Another contrast between the cabinetmaker of the 18th century and his counterpart today lay in the formers expediency. In many ways it is his pace of work that accounts for so much of the flavor of period furniture. Without the benefit of power tools the furniture maker of the past was in all likelihood working at a pace that would shame those of us with fully equipped modern shops. Admittedly he had advantages that are lost to us; he could generally purchase wood cut to any thickness from veneers on up in 1/8" increments (the sawyers of the time were selling their labor as much as they were the wood itself). But his pace was more the result of an attitude than tools or materials. He would put effort and the best woods where they paid the highest dividend and not waste them where unseen. This most human system of priorities invested his work with a character that is buoyant, in contrast to the oppressively characterless nature of much contemporary furniture where misplaced democratic principals have invested a drawer bottom with the same value as a drawer front.

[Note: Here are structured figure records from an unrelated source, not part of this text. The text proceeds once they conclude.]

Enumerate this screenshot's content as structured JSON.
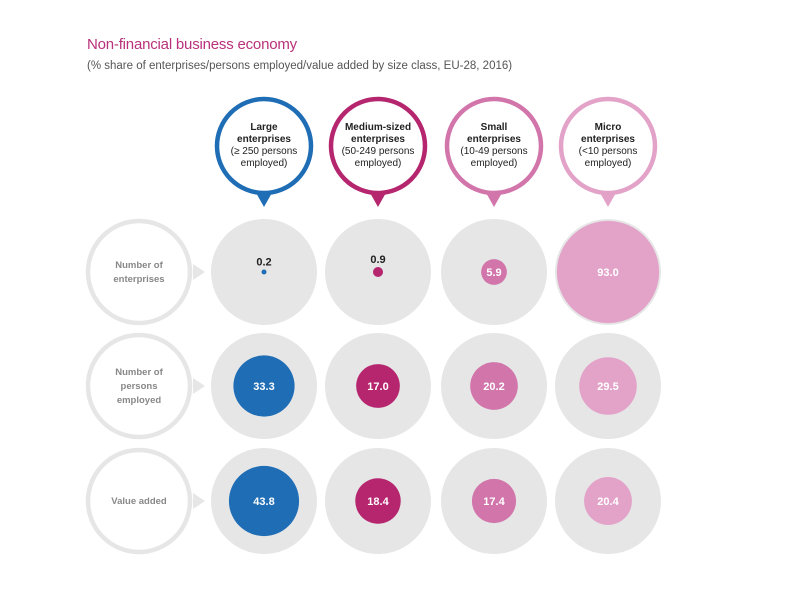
{
  "chart_data": {
    "type": "bubble-matrix",
    "title": "Non-financial business economy",
    "subtitle": "(% share of  enterprises/persons employed/value added by size class, EU-28, 2016)",
    "columns": [
      {
        "title_lines": [
          "Large",
          "enterprises"
        ],
        "sub_lines": [
          "(≥ 250 persons",
          "employed)"
        ],
        "color": "#1f6db5"
      },
      {
        "title_lines": [
          "Medium-sized",
          "enterprises"
        ],
        "sub_lines": [
          "(50-249 persons",
          "employed)"
        ],
        "color": "#b5266f"
      },
      {
        "title_lines": [
          "Small",
          "enterprises"
        ],
        "sub_lines": [
          "(10-49 persons",
          "employed)"
        ],
        "color": "#d175ab"
      },
      {
        "title_lines": [
          "Micro",
          "enterprises"
        ],
        "sub_lines": [
          "(<10 persons",
          "employed)"
        ],
        "color": "#e3a3c9"
      }
    ],
    "rows": [
      {
        "label_lines": [
          "Number of",
          "enterprises"
        ],
        "values": [
          0.2,
          0.9,
          5.9,
          93.0
        ],
        "labels": [
          "0.2",
          "0.9",
          "5.9",
          "93.0"
        ]
      },
      {
        "label_lines": [
          "Number of",
          "persons",
          "employed"
        ],
        "values": [
          33.3,
          17.0,
          20.2,
          29.5
        ],
        "labels": [
          "33.3",
          "17.0",
          "20.2",
          "29.5"
        ]
      },
      {
        "label_lines": [
          "Value added"
        ],
        "values": [
          43.8,
          18.4,
          17.4,
          20.4
        ],
        "labels": [
          "43.8",
          "18.4",
          "17.4",
          "20.4"
        ]
      }
    ],
    "bubble_background": "#e6e6e6",
    "unit": "%"
  }
}
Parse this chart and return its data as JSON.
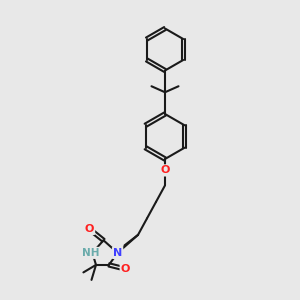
{
  "background_color": "#e8e8e8",
  "title": "",
  "figsize": [
    3.0,
    3.0
  ],
  "dpi": 100,
  "bond_color": "#1a1a1a",
  "bond_width": 1.5,
  "atom_colors": {
    "N": "#4040ff",
    "O": "#ff2020",
    "H": "#6aabab",
    "C": "#1a1a1a"
  },
  "font_size": 7.5
}
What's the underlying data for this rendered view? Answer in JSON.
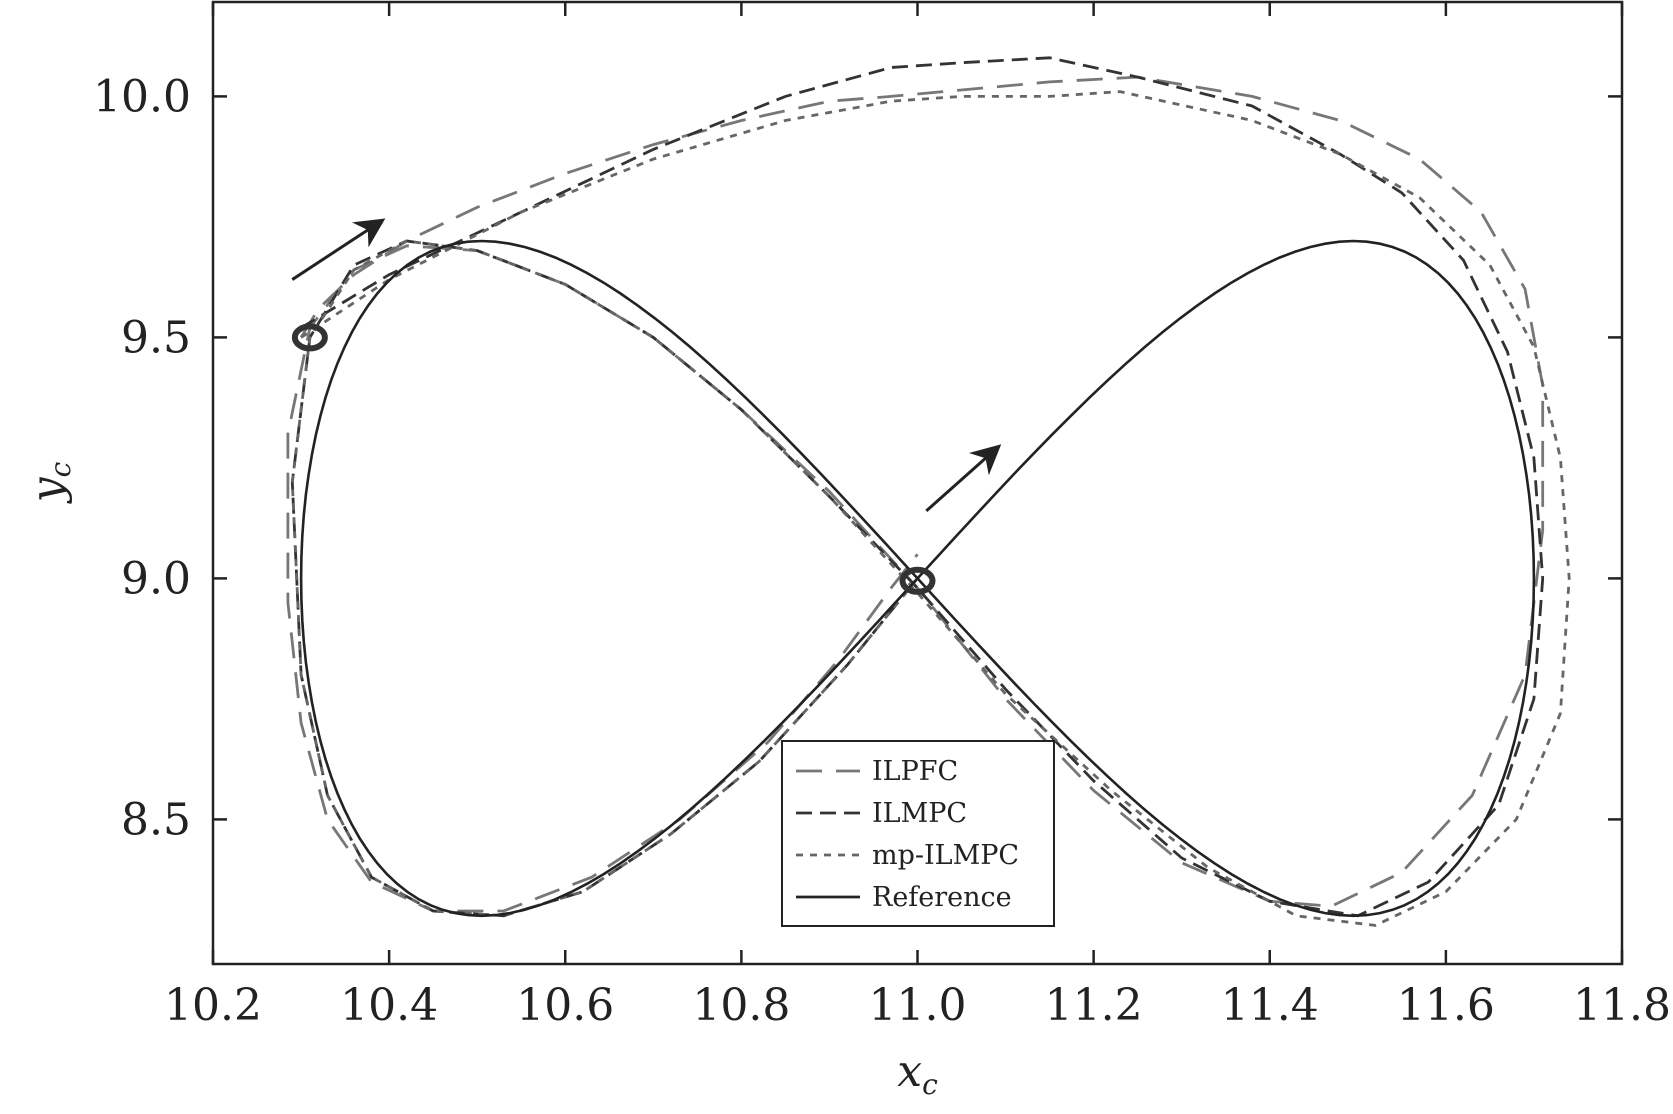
{
  "chart_data": {
    "type": "line",
    "title": "",
    "xlabel": "x",
    "xlabel_sub": "c",
    "ylabel": "y",
    "ylabel_sub": "c",
    "xlim": [
      10.2,
      11.8
    ],
    "ylim": [
      8.2,
      10.2
    ],
    "xticks": [
      10.2,
      10.4,
      10.6,
      10.8,
      11.0,
      11.2,
      11.4,
      11.6,
      11.8
    ],
    "yticks": [
      8.5,
      9.0,
      9.5,
      10.0
    ],
    "xtick_labels": [
      "10.2",
      "10.4",
      "10.6",
      "10.8",
      "11.0",
      "11.2",
      "11.4",
      "11.6",
      "11.8"
    ],
    "ytick_labels": [
      "8.5",
      "9.0",
      "9.5",
      "10.0"
    ],
    "grid": false,
    "legend_position": "bottom-center",
    "series": [
      {
        "name": "ILPFC",
        "style": "long-dash",
        "color": "#777777",
        "x": [
          10.3,
          10.32,
          10.36,
          10.42,
          10.5,
          10.6,
          10.7,
          10.8,
          10.9,
          10.97,
          11.03,
          11.15,
          11.25,
          11.38,
          11.48,
          11.57,
          11.64,
          11.69,
          11.71,
          11.71,
          11.69,
          11.63,
          11.55,
          11.47,
          11.4,
          11.3,
          11.2,
          11.1,
          11.0,
          10.9,
          10.8,
          10.7,
          10.6,
          10.5,
          10.42,
          10.36,
          10.31,
          10.285,
          10.285,
          10.3,
          10.33,
          10.38,
          10.45,
          10.53,
          10.63,
          10.73,
          10.83,
          10.91,
          10.97,
          11.0
        ],
        "y": [
          9.5,
          9.56,
          9.63,
          9.7,
          9.77,
          9.84,
          9.9,
          9.95,
          9.99,
          10.0,
          10.01,
          10.03,
          10.04,
          10.0,
          9.95,
          9.87,
          9.76,
          9.6,
          9.4,
          9.1,
          8.8,
          8.55,
          8.39,
          8.32,
          8.33,
          8.41,
          8.56,
          8.75,
          8.98,
          9.18,
          9.35,
          9.5,
          9.61,
          9.68,
          9.69,
          9.64,
          9.52,
          9.3,
          8.95,
          8.7,
          8.5,
          8.37,
          8.31,
          8.31,
          8.38,
          8.5,
          8.66,
          8.83,
          8.98,
          9.05
        ]
      },
      {
        "name": "ILMPC",
        "style": "dash",
        "color": "#333333",
        "x": [
          10.3,
          10.4,
          10.55,
          10.7,
          10.85,
          10.97,
          11.05,
          11.15,
          11.25,
          11.38,
          11.48,
          11.55,
          11.62,
          11.67,
          11.7,
          11.71,
          11.7,
          11.66,
          11.58,
          11.5,
          11.4,
          11.3,
          11.2,
          11.1,
          11.0,
          10.9,
          10.8,
          10.7,
          10.6,
          10.5,
          10.42,
          10.36,
          10.31,
          10.29,
          10.3,
          10.33,
          10.38,
          10.45,
          10.53,
          10.62,
          10.72,
          10.82,
          10.92,
          11.0
        ],
        "y": [
          9.52,
          9.63,
          9.76,
          9.89,
          10.0,
          10.06,
          10.07,
          10.08,
          10.04,
          9.98,
          9.88,
          9.8,
          9.66,
          9.47,
          9.25,
          9.0,
          8.75,
          8.53,
          8.37,
          8.3,
          8.33,
          8.42,
          8.58,
          8.77,
          8.98,
          9.17,
          9.35,
          9.5,
          9.61,
          9.68,
          9.7,
          9.65,
          9.5,
          9.2,
          8.8,
          8.55,
          8.38,
          8.31,
          8.3,
          8.35,
          8.47,
          8.62,
          8.82,
          9.0
        ]
      },
      {
        "name": "mp-ILMPC",
        "style": "short-dash",
        "color": "#666666",
        "x": [
          10.3,
          10.4,
          10.55,
          10.7,
          10.85,
          10.97,
          11.05,
          11.15,
          11.23,
          11.38,
          11.48,
          11.57,
          11.65,
          11.7,
          11.73,
          11.74,
          11.73,
          11.68,
          11.6,
          11.52,
          11.43,
          11.33,
          11.22,
          11.1,
          11.0,
          10.9,
          10.8,
          10.7,
          10.6,
          10.5,
          10.42,
          10.36,
          10.31,
          10.29,
          10.3,
          10.33,
          10.38,
          10.45,
          10.53,
          10.62,
          10.72,
          10.82,
          10.92,
          11.0
        ],
        "y": [
          9.5,
          9.62,
          9.76,
          9.87,
          9.95,
          9.99,
          10.0,
          10.0,
          10.01,
          9.95,
          9.88,
          9.79,
          9.65,
          9.48,
          9.25,
          9.0,
          8.72,
          8.5,
          8.35,
          8.28,
          8.3,
          8.4,
          8.56,
          8.76,
          8.97,
          9.17,
          9.35,
          9.5,
          9.61,
          9.68,
          9.7,
          9.64,
          9.5,
          9.2,
          8.8,
          8.55,
          8.38,
          8.31,
          8.3,
          8.35,
          8.47,
          8.62,
          8.82,
          9.0
        ]
      },
      {
        "name": "Reference",
        "style": "solid",
        "color": "#222222",
        "parametric": "lemniscate",
        "x_center": 11.0,
        "y_center": 9.0,
        "x_amplitude": 0.7,
        "y_amplitude": 0.7
      }
    ],
    "markers": [
      {
        "name": "start-marker-ilc",
        "x": 10.31,
        "y": 9.5
      },
      {
        "name": "start-marker-reference",
        "x": 11.0,
        "y": 8.995
      }
    ],
    "direction_arrows": [
      {
        "name": "direction-arrow-upper",
        "x1": 10.29,
        "y1": 9.62,
        "x2": 10.39,
        "y2": 9.74
      },
      {
        "name": "direction-arrow-center",
        "x1": 11.01,
        "y1": 9.14,
        "x2": 11.09,
        "y2": 9.27
      }
    ]
  }
}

In all probability he would have at least one apprentice to whom he bore certain responsibilities but who could expect to work without pay for years. Perhaps he might also employ a journeyman cabinetmaker who having served his time could then qualify to enter the trade as his own master, assuming his work met the standards required by the relevant guild. Whatever wages the cabinetmaker paid were as likely to be in the form of board and lodging as money and certainly bore no relation to the wages paid today.

Earlier in his career the cabinetmaker would have worked his way through the apprenticeship/journeyman system and have developed rock solid technique. In his time (unlike today) there were few questions on matters of method and technique. The cutting of joints, assembling of casework etc would have been so completely instilled into his being during the endless years of his servitude that a question as to whether the tails or the pins of a dovetail joint should be cut first would most probably be met with silent incomprehension.

Without these advantages a cabinetmaker could not have remained in business. The cost of materials in relation to the cost of the finished furniture was far higher in his day, probably nearer one half rather than the current one fifth rule of thumb today, the cost of tools likewise.

Productivity and economy were virtues critical to his ability to stay clear of the poorhouse.

The realities of the cabinetmakers life would have left little room for romantic self-deception. How typical it is that these thousands of pragmatic craftsmen, few of whom could claim any originality of design, should have left to succeeding generations such a treasure trove of balance, proportion, colour, surface, grace and of course function, while so many contemporary furniture makers placing originality above all else seem bent on turning beautiful woods into sadly crippled orphans.

The purpose of this introduction is to set the stage for the furniture fitting shown in our catalog and I don't deny that my perspective is laden with bias. This doesn't mean that I have no sympathy for the contemporary furniture maker, in fact the opposite is closer to the truth.

Those that have created great furniture during the latter half of this century have worked unfertile soil and their success warrants all the greater applause for their determination against the apathy and ignorance of their time.